5

2.1K 147 20
                                    

Rose (Chaeyoung)

Baş ağrısıyla uyandım. Gözlerim şişik olduğu için açmakta zorlanıyordum. Belimdeki elleri hissedince, ne pozisyonda olduğumu tahmin edebiliyordum.

Biraz daha zorlayınca, gözlerim açılmıştı. Güneş ışığı gözlerime çarptığı için birkaç defa kırpıştırdım. Gözlerim netleşir netleşmez Yoongi'yi görmüştüm.

Uyuyordu. Yani gözleri kapalıydı. Siyah saçları gözlerini bile kapatmıştı. Dudakları hafif şişikti. Elleriyse bedenimi sarmalamıştı.

Parmaklarımla gözünün önündeki saçları kenarlara doğru taradım. O sırada uyanmıştı. Beni görür görmez, gülümsedi.

Bende ona gülümsemek istiyordum ama olmuyordu.

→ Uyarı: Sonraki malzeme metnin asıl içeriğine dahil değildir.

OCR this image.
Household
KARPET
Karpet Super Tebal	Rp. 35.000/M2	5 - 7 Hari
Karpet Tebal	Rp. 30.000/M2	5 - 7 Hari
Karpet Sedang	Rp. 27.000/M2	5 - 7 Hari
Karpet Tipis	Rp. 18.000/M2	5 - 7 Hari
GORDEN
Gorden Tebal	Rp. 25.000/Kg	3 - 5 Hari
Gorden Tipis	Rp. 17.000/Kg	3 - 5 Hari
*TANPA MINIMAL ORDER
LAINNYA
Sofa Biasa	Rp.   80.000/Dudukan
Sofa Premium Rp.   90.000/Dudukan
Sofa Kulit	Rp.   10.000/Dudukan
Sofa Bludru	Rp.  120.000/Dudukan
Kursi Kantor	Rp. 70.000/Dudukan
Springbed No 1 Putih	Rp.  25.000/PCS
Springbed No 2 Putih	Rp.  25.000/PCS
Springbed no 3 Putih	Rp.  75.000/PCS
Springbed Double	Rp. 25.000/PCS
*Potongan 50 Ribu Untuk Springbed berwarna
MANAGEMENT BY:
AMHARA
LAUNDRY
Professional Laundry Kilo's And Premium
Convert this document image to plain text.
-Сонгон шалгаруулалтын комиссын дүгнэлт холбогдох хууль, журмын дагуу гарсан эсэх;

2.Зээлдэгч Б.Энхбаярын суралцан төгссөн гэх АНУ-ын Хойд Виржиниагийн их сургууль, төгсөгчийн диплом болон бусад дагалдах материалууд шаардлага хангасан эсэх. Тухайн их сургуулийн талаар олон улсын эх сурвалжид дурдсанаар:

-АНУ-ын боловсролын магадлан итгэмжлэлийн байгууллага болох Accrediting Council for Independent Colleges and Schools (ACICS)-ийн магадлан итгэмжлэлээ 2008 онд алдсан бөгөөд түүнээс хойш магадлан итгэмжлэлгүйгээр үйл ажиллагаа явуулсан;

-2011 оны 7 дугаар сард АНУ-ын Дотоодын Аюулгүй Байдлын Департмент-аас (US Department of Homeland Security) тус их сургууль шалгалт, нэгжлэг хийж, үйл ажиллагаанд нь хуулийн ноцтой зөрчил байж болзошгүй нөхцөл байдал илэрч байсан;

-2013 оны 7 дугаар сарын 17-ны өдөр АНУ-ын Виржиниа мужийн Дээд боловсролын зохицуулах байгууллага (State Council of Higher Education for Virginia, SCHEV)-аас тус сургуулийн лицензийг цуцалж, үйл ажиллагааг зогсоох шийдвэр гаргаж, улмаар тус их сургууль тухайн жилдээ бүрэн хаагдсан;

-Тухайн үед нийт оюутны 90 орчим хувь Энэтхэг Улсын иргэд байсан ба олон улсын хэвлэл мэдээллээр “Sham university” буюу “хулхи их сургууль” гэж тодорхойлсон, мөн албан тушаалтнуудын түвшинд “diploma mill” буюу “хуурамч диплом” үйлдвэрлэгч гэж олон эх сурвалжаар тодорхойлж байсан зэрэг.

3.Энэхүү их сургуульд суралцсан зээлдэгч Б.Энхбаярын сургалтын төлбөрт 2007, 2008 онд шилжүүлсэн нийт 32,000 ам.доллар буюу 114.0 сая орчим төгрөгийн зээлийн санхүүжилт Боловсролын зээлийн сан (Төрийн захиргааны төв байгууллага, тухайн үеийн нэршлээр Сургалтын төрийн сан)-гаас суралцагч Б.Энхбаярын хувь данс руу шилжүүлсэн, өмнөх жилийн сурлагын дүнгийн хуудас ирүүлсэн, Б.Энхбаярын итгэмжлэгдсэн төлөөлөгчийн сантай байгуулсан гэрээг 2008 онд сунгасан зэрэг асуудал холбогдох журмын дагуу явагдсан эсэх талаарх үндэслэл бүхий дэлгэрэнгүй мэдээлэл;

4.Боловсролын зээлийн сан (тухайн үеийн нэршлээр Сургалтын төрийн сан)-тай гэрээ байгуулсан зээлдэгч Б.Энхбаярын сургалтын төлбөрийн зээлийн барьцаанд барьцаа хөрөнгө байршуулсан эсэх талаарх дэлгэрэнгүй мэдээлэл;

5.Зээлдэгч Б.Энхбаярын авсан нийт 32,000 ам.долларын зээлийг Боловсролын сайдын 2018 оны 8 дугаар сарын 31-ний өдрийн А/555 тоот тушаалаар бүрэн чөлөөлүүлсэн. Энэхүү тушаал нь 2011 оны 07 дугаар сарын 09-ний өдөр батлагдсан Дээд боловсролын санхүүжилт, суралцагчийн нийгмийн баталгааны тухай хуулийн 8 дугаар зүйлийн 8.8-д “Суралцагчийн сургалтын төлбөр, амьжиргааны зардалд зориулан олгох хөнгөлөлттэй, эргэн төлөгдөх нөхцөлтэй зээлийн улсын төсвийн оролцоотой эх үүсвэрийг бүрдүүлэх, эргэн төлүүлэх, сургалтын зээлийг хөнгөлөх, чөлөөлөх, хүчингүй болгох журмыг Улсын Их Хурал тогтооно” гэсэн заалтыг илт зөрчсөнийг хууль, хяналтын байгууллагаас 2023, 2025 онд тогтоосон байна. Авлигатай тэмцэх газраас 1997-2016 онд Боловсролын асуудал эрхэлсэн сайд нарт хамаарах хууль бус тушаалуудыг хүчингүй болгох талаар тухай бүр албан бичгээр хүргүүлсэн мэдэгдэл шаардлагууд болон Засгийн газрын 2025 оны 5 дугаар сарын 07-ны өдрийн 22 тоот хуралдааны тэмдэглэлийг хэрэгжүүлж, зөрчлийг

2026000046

Gözümün önüne düşmüş bir tutam saçı, kulağımın arkasına sıkıştırarak "Duş alman lazım. Senin için kıyafetler getirttim. Hadi değiştir şu lanet kumaşı." dedi.

Utanarak başımı salladım. Alnımı öpüp, yataktan kalktı. Benide kaldırdığında, banyoyu işaret etti ve odadan çıktı.

Yarım Saat Sonra

Giyim dolabının içinde kadın kıyafetleri bulmuştum. Beyaz bol bir gömlek vardı. Onu giydim ve altına da bol bir kot pantolon giydim. Beyaz bir spor ayakkabı da bulunca, hemen ayağıma geçirdim. Lanet tangadan kurtulmuştum.

Odadan tam çıkacakken, aşağıda yılan vardır diye korkudan kapıyı açamadım. Birkaç adım geriye gittim. Tam o sırada kapı açılmıştı. Yoongi, girince rahatlamıştım.

Bana gülümseyince, bende ona gülümsedim. Bu sefer gülümseyebilmiştim. Hoşuna gitmiş olmalıydı. Yani mutluydu.

"Korkma, yılanı gönderdim." dediğinde tedirgin olmuştum. Neden bilmiyorum, o yılanın adı bile geçince çok fazla kokuyordum.

Nefes verip, ellerimi tuttu ve iyice bedenime yaklaştı. "Şimdi eve gideceğiz Chae. Burda kalmayalım. Burası yılanın yuvası." dedi ciddi bir ifadeyle.


Korkuyla başımı salladım. O da ciddiyetle başını salladı ve elimi tutup, beni yürütmeye başladı. Koridora girerken, korkudan Yoongi'nin elini daha çok sıkıyordum.

Yeni farketmiştim, Yoongi'de üzerini değiştirmişti. Takım elbise giyiliydi. Sadece ceket yoktu. Üzerinde siyah pantolon, siyah gömlek, siyah yelek ve siyah ayakkabılar vardı. İş adamları gibiydi. Eskiden de böyle giyinirdi. Hep üzerine çok yakışmıştır...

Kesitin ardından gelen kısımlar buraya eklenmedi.